PBB, New York (ANTARA News) - Indonesia mendesak Majelis Umum Perserikatan Bangsa-Bangsa (PBB) dan dunia untuk menindaklanjuti laporan Misi Pencari Fakta PBB tentang Gaza, yang antara lain menyimpulkan bahwa Israel memang melanggar hak asasi manusia serta melakukan kejahatan kemanusiaan di wilayah Palestina.

"Jangan hanya melakukan debat lalu berhenti di situ. Sudah cukup kesengsaraan yang dialami rakyat Palestina, Majelis Umum harus menindaklanjuti laporan itu," kata Kuasa Usaha Sementara Perwakilan Tetap RI untuk PBB (PTRI) di New York, Duta Besar Hasan Kleib, kepada ANTARA Rabu malam waktu setempat.

Sebelumnya pada Rabu sore, Hasan Kleib menyampaikan pernyataan di dalam sidang Majelis Umum PBB yang membahas laporan Dewan HAM PBB, antara lain soal resolusi menyangkut pelanggaran HAM yang terus dilakukan Israel di wilayah-wilayah Palestina yang mereka duduki, terutama di Yerusalem Timur.

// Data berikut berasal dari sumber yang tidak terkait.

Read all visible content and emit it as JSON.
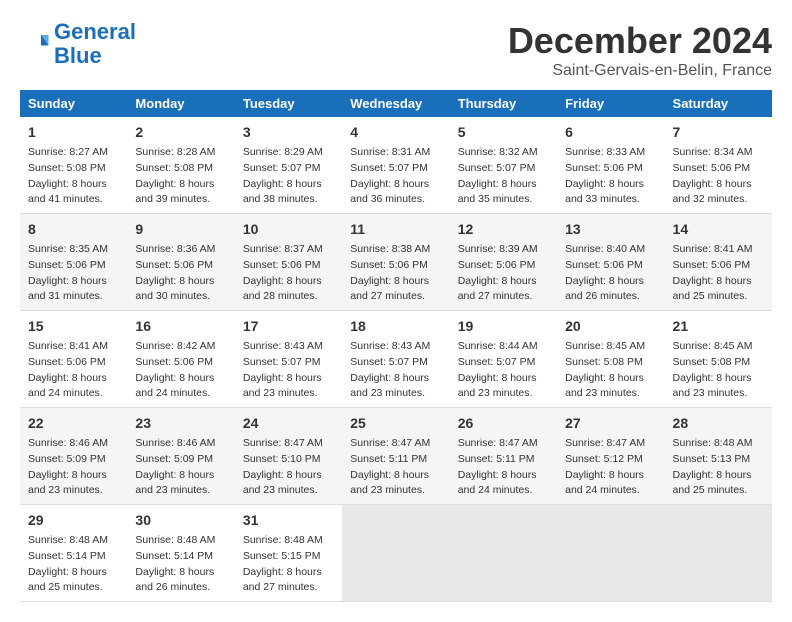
{
  "logo": {
    "line1": "General",
    "line2": "Blue"
  },
  "title": "December 2024",
  "location": "Saint-Gervais-en-Belin, France",
  "days_header": [
    "Sunday",
    "Monday",
    "Tuesday",
    "Wednesday",
    "Thursday",
    "Friday",
    "Saturday"
  ],
  "weeks": [
    [
      {
        "day": "1",
        "rise": "8:27 AM",
        "set": "5:08 PM",
        "daylight": "8 hours and 41 minutes."
      },
      {
        "day": "2",
        "rise": "8:28 AM",
        "set": "5:08 PM",
        "daylight": "8 hours and 39 minutes."
      },
      {
        "day": "3",
        "rise": "8:29 AM",
        "set": "5:07 PM",
        "daylight": "8 hours and 38 minutes."
      },
      {
        "day": "4",
        "rise": "8:31 AM",
        "set": "5:07 PM",
        "daylight": "8 hours and 36 minutes."
      },
      {
        "day": "5",
        "rise": "8:32 AM",
        "set": "5:07 PM",
        "daylight": "8 hours and 35 minutes."
      },
      {
        "day": "6",
        "rise": "8:33 AM",
        "set": "5:06 PM",
        "daylight": "8 hours and 33 minutes."
      },
      {
        "day": "7",
        "rise": "8:34 AM",
        "set": "5:06 PM",
        "daylight": "8 hours and 32 minutes."
      }
    ],
    [
      {
        "day": "8",
        "rise": "8:35 AM",
        "set": "5:06 PM",
        "daylight": "8 hours and 31 minutes."
      },
      {
        "day": "9",
        "rise": "8:36 AM",
        "set": "5:06 PM",
        "daylight": "8 hours and 30 minutes."
      },
      {
        "day": "10",
        "rise": "8:37 AM",
        "set": "5:06 PM",
        "daylight": "8 hours and 28 minutes."
      },
      {
        "day": "11",
        "rise": "8:38 AM",
        "set": "5:06 PM",
        "daylight": "8 hours and 27 minutes."
      },
      {
        "day": "12",
        "rise": "8:39 AM",
        "set": "5:06 PM",
        "daylight": "8 hours and 27 minutes."
      },
      {
        "day": "13",
        "rise": "8:40 AM",
        "set": "5:06 PM",
        "daylight": "8 hours and 26 minutes."
      },
      {
        "day": "14",
        "rise": "8:41 AM",
        "set": "5:06 PM",
        "daylight": "8 hours and 25 minutes."
      }
    ],
    [
      {
        "day": "15",
        "rise": "8:41 AM",
        "set": "5:06 PM",
        "daylight": "8 hours and 24 minutes."
      },
      {
        "day": "16",
        "rise": "8:42 AM",
        "set": "5:06 PM",
        "daylight": "8 hours and 24 minutes."
      },
      {
        "day": "17",
        "rise": "8:43 AM",
        "set": "5:07 PM",
        "daylight": "8 hours and 23 minutes."
      },
      {
        "day": "18",
        "rise": "8:43 AM",
        "set": "5:07 PM",
        "daylight": "8 hours and 23 minutes."
      },
      {
        "day": "19",
        "rise": "8:44 AM",
        "set": "5:07 PM",
        "daylight": "8 hours and 23 minutes."
      },
      {
        "day": "20",
        "rise": "8:45 AM",
        "set": "5:08 PM",
        "daylight": "8 hours and 23 minutes."
      },
      {
        "day": "21",
        "rise": "8:45 AM",
        "set": "5:08 PM",
        "daylight": "8 hours and 23 minutes."
      }
    ],
    [
      {
        "day": "22",
        "rise": "8:46 AM",
        "set": "5:09 PM",
        "daylight": "8 hours and 23 minutes."
      },
      {
        "day": "23",
        "rise": "8:46 AM",
        "set": "5:09 PM",
        "daylight": "8 hours and 23 minutes."
      },
      {
        "day": "24",
        "rise": "8:47 AM",
        "set": "5:10 PM",
        "daylight": "8 hours and 23 minutes."
      },
      {
        "day": "25",
        "rise": "8:47 AM",
        "set": "5:11 PM",
        "daylight": "8 hours and 23 minutes."
      },
      {
        "day": "26",
        "rise": "8:47 AM",
        "set": "5:11 PM",
        "daylight": "8 hours and 24 minutes."
      },
      {
        "day": "27",
        "rise": "8:47 AM",
        "set": "5:12 PM",
        "daylight": "8 hours and 24 minutes."
      },
      {
        "day": "28",
        "rise": "8:48 AM",
        "set": "5:13 PM",
        "daylight": "8 hours and 25 minutes."
      }
    ],
    [
      {
        "day": "29",
        "rise": "8:48 AM",
        "set": "5:14 PM",
        "daylight": "8 hours and 25 minutes."
      },
      {
        "day": "30",
        "rise": "8:48 AM",
        "set": "5:14 PM",
        "daylight": "8 hours and 26 minutes."
      },
      {
        "day": "31",
        "rise": "8:48 AM",
        "set": "5:15 PM",
        "daylight": "8 hours and 27 minutes."
      },
      null,
      null,
      null,
      null
    ]
  ],
  "labels": {
    "sunrise": "Sunrise:",
    "sunset": "Sunset:",
    "daylight": "Daylight:"
  }
}
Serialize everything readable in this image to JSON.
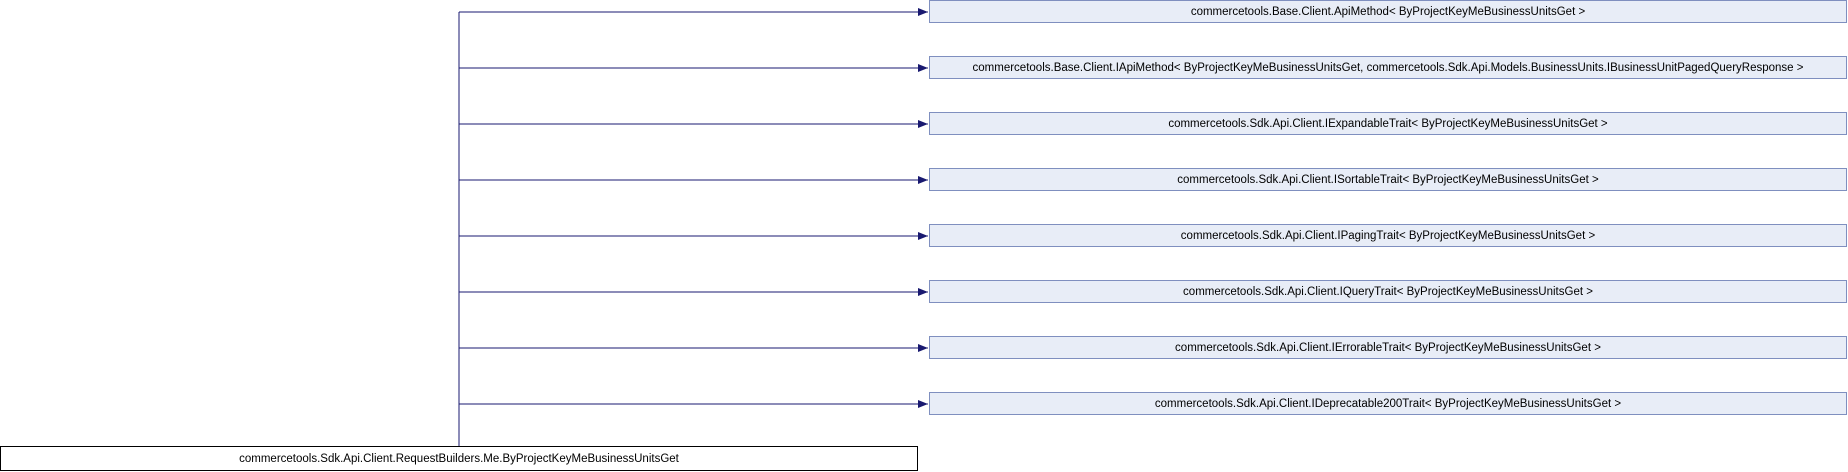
{
  "derived_class": {
    "label": "commercetools.Sdk.Api.Client.RequestBuilders.Me.ByProjectKeyMeBusinessUnitsGet"
  },
  "base_classes": [
    {
      "label": "commercetools.Base.Client.ApiMethod< ByProjectKeyMeBusinessUnitsGet >"
    },
    {
      "label": "commercetools.Base.Client.IApiMethod< ByProjectKeyMeBusinessUnitsGet, commercetools.Sdk.Api.Models.BusinessUnits.IBusinessUnitPagedQueryResponse >"
    },
    {
      "label": "commercetools.Sdk.Api.Client.IExpandableTrait< ByProjectKeyMeBusinessUnitsGet >"
    },
    {
      "label": "commercetools.Sdk.Api.Client.ISortableTrait< ByProjectKeyMeBusinessUnitsGet >"
    },
    {
      "label": "commercetools.Sdk.Api.Client.IPagingTrait< ByProjectKeyMeBusinessUnitsGet >"
    },
    {
      "label": "commercetools.Sdk.Api.Client.IQueryTrait< ByProjectKeyMeBusinessUnitsGet >"
    },
    {
      "label": "commercetools.Sdk.Api.Client.IErrorableTrait< ByProjectKeyMeBusinessUnitsGet >"
    },
    {
      "label": "commercetools.Sdk.Api.Client.IDeprecatable200Trait< ByProjectKeyMeBusinessUnitsGet >"
    }
  ],
  "colors": {
    "edge": "#191970",
    "base_fill": "#e8edf7",
    "base_border": "#7f8fbf",
    "derived_border": "#000000"
  }
}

Dewan yang bermarkas di Jenewa, Swiss, itu juga mengesahkan rekomendasi yang ditujukan berbagai pihak, termasuk Majelis Umum PBB.

Rekomendasi itu dibuat oleh Misi Pencari Fakta soal Konflik Gaza, yang dipimpin oleh ahli hukum terkemuka dan independen asal Afrika Selatan, Richard Goldstone.

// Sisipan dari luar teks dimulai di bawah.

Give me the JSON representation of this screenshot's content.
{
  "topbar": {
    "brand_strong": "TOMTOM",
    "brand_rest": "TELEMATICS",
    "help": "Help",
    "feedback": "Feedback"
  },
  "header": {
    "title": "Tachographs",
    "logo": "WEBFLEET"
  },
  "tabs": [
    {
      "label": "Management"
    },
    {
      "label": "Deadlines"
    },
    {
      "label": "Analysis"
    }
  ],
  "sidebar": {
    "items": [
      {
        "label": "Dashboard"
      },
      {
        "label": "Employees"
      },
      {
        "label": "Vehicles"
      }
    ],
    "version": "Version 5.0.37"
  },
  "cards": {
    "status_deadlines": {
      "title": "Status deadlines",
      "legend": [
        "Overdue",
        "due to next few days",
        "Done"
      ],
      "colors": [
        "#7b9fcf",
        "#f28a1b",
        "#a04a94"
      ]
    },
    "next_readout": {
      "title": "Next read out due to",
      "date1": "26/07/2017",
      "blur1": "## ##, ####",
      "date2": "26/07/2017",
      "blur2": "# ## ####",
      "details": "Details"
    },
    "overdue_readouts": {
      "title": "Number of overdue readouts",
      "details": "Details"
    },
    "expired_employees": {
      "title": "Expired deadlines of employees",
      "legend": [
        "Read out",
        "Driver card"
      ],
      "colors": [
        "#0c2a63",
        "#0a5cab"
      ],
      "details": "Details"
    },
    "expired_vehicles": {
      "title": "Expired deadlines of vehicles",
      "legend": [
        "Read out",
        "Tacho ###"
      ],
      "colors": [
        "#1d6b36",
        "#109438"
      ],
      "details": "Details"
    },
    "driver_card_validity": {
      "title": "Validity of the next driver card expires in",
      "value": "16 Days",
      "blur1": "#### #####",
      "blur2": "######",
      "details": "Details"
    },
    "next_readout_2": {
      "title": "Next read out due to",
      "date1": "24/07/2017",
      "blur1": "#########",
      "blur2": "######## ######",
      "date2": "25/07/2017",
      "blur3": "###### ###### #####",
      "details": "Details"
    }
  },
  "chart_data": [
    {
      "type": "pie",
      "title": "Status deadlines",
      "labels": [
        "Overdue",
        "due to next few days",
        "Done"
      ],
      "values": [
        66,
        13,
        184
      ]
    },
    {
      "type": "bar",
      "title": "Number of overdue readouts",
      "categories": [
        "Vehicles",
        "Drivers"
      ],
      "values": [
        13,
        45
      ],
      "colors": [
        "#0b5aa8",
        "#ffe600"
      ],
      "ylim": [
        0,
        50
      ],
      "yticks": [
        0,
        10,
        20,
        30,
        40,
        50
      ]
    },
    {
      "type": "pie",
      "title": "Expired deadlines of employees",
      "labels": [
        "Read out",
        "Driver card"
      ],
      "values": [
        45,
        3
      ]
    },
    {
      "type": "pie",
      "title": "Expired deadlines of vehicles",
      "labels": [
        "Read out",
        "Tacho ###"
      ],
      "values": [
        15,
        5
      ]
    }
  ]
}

Dalam pernyataan yang disampaikan Hasan Kleib dalam Sidang Majelis Umum di Markas Besar PBB, New York, Indonesia mendesak majelis itu memperhatikan rekomendasi yang dikeluarkan berdasarkan laporan Richard Goldstone soal pelanggaran HAM oleh Israel di jalur Gaza.

"Ini saat yang penting bagi Majelis Umum untuk mempertimbangkan rekomendasi yang ada dalam laporan Misi Pencari Fakta PBB dan mengambil langkah ke depan," kata Hasan.

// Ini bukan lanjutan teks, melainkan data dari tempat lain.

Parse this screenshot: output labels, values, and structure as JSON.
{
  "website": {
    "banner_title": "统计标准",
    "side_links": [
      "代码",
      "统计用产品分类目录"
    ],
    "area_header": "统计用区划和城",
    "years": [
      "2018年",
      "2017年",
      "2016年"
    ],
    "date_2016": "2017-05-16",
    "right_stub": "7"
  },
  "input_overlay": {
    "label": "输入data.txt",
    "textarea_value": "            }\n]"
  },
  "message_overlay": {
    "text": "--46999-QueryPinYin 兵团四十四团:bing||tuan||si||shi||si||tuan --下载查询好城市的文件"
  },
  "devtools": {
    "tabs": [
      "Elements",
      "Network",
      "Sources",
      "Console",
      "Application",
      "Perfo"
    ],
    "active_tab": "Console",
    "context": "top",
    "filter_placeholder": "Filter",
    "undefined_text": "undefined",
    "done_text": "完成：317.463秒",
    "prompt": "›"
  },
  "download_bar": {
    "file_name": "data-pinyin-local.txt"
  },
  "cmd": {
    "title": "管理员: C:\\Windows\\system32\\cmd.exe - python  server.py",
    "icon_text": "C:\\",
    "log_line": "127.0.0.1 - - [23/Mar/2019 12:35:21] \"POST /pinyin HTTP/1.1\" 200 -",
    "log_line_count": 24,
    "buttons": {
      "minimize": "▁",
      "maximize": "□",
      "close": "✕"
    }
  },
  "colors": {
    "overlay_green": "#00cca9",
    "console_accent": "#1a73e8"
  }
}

Hasan menegaskan konflik di Timur Tengah sudah terlalu lama berjalan dan harus segera diakhiri.

"Selama enam puluh tahun, pendudukan ilegal yang dilakukan Israel (di wilayah Palestina, red) telah membuat kawasan itu sebagai medan ketegangan dan kekerasan," katanya.

Di saat yang sama, Palestina terus menghadapi kesulitan dan belum menjadi negara berdaulat.

Masalah-masalah mendasar berkaitan dengan konflik Israel-Palestina, seperti status Yerusalem Timur, perbatasan negara Palestina, pembangunan di Tepi Barat, pengungsi Palestina, keamanan dan kesulitan penyediaan air, masih belum terpecahkan.

"Waktu sudah terlalu lama berlalu, sudah terlalu banyak warga yang kehilangan nyawa dan terlalu banyak mimpi yang hancur," kata Hasan.

Ia menekankan bahwa bagi Indonesia, konflik Israel-Palestina adalah masalah yang mendapat perhatian tinggi dan karena itu Indonesia konsisten mendukung proses penyelesain konflik tersebut.

"Mungkin tidak ada masalah internasional yang lebih penting bagi Indonesia, hal yang dekat dengan hati kami, selain upaya untuk menemukan penyelesaian yang damai, adil, kekal, dan menyeluruh untuk konflik berkepanjangan, baik di Asia atau di mana pun," ujar Hasan.

Rekomendasi

Dewan HAM sendiri dalam resolusinya mengutuk keras "semua kebijakan dan tindakan-tindakan" yang dilakukan Israel, termasuk membatasi akses warga Palestina terhadap properti mereka serta tempat-tempat suci, terutama di Yerusalem Timur yang diduduki Israel.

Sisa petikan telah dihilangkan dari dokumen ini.